Nach dem Mord an einem erst vier Jahre alten Buben in Wien-Favoriten am Sonntagmorgen befindet sich die Mutter des Opfers jetzt in U-Haft. Erst Montagmorgen wurden neue Details zur schrecklichen Bluttat bekannt. Demnach erlitt das Kind mehrere Schnitt- und Stichwunden.
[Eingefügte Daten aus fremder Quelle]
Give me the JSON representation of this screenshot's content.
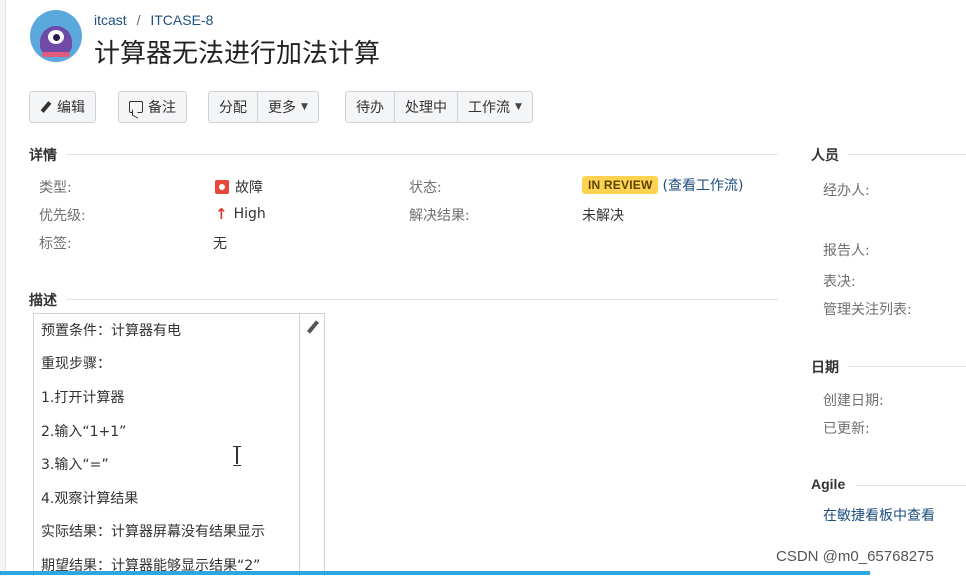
{
  "header": {
    "project": "itcast",
    "separator": "/",
    "issue_key": "ITCASE-8",
    "title": "计算器无法进行加法计算"
  },
  "toolbar": {
    "edit": "编辑",
    "comment": "备注",
    "assign": "分配",
    "more": "更多",
    "todo": "待办",
    "in_progress": "处理中",
    "workflow": "工作流"
  },
  "details": {
    "heading": "详情",
    "type_label": "类型:",
    "type_value": "故障",
    "priority_label": "优先级:",
    "priority_value": "High",
    "labels_label": "标签:",
    "labels_value": "无",
    "status_label": "状态:",
    "status_value": "IN REVIEW",
    "view_workflow": "(查看工作流)",
    "resolution_label": "解决结果:",
    "resolution_value": "未解决"
  },
  "description": {
    "heading": "描述",
    "lines": [
      "预置条件：计算器有电",
      "重现步骤：",
      "1.打开计算器",
      "2.输入“1+1”",
      "3.输入“=”",
      "4.观察计算结果",
      "实际结果：计算器屏幕没有结果显示",
      "期望结果：计算器能够显示结果“2”"
    ]
  },
  "people": {
    "heading": "人员",
    "assignee_label": "经办人:",
    "reporter_label": "报告人:",
    "votes_label": "表决:",
    "watchers_label": "管理关注列表:"
  },
  "dates": {
    "heading": "日期",
    "created_label": "创建日期:",
    "updated_label": "已更新:"
  },
  "agile": {
    "heading": "Agile",
    "view_on_board": "在敏捷看板中查看"
  },
  "watermark": "CSDN @m0_65768275",
  "colors": {
    "status_badge": "#ffd351",
    "link": "#205081",
    "bug": "#e5493a",
    "priority_high": "#d04437",
    "progress": "#2ea7e0"
  }
}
Nachdem am Montag das vorläufige Obduktionsergebnis des Vierjährigen bekannt gegeben wurde, wurde indes U-Haft über die Mutter verhängt. Die 29-Jährige wurde von einer Haftrichterin am Montag in einem Spital kurz einvernommen. Dabei habe sich die Frau zu den ihn vorgeworfenen Tathandlungen geständig gezeigt, teilte Gerichtssprecherin Christina Salzborn am Montagabend mit. Als Haftgrund sei Tatbegehungsgefahr angenommen worden, sagte Salzborn.
Wegen psychischer Probleme Hilfe aufgesucht
Die Frau dürfte psychisch krank sein. Laut Polizeisprecherin Julia Schick hatte die Tatverdächtige im Vorfeld bereits wegen psychischer Probleme Hilfe aufgesucht. Worum es sich da gehandelt hatte, muss jetzt ein Gerichtspsychiater klären. Ermittlungen hinsichtlich eines Tötungsdelikts wurden aufgenommen. Die junge Türkin wies ebenfalls Verletzungen auf, die sie sich selbst zugefügt hatte. Lebensgefahr bestand keine.
Der Vater wurde bereits befragt. Er war es, der die Polizei in die Wohnung des Mehrparteienhauses rief. Was genau im Vorfeld passiert war, ist laut Sprecherin Schick noch Gegenstand von Ermittlungen, die das Landeskriminalamt Wien, Außenstelle Süd, übernommen hat.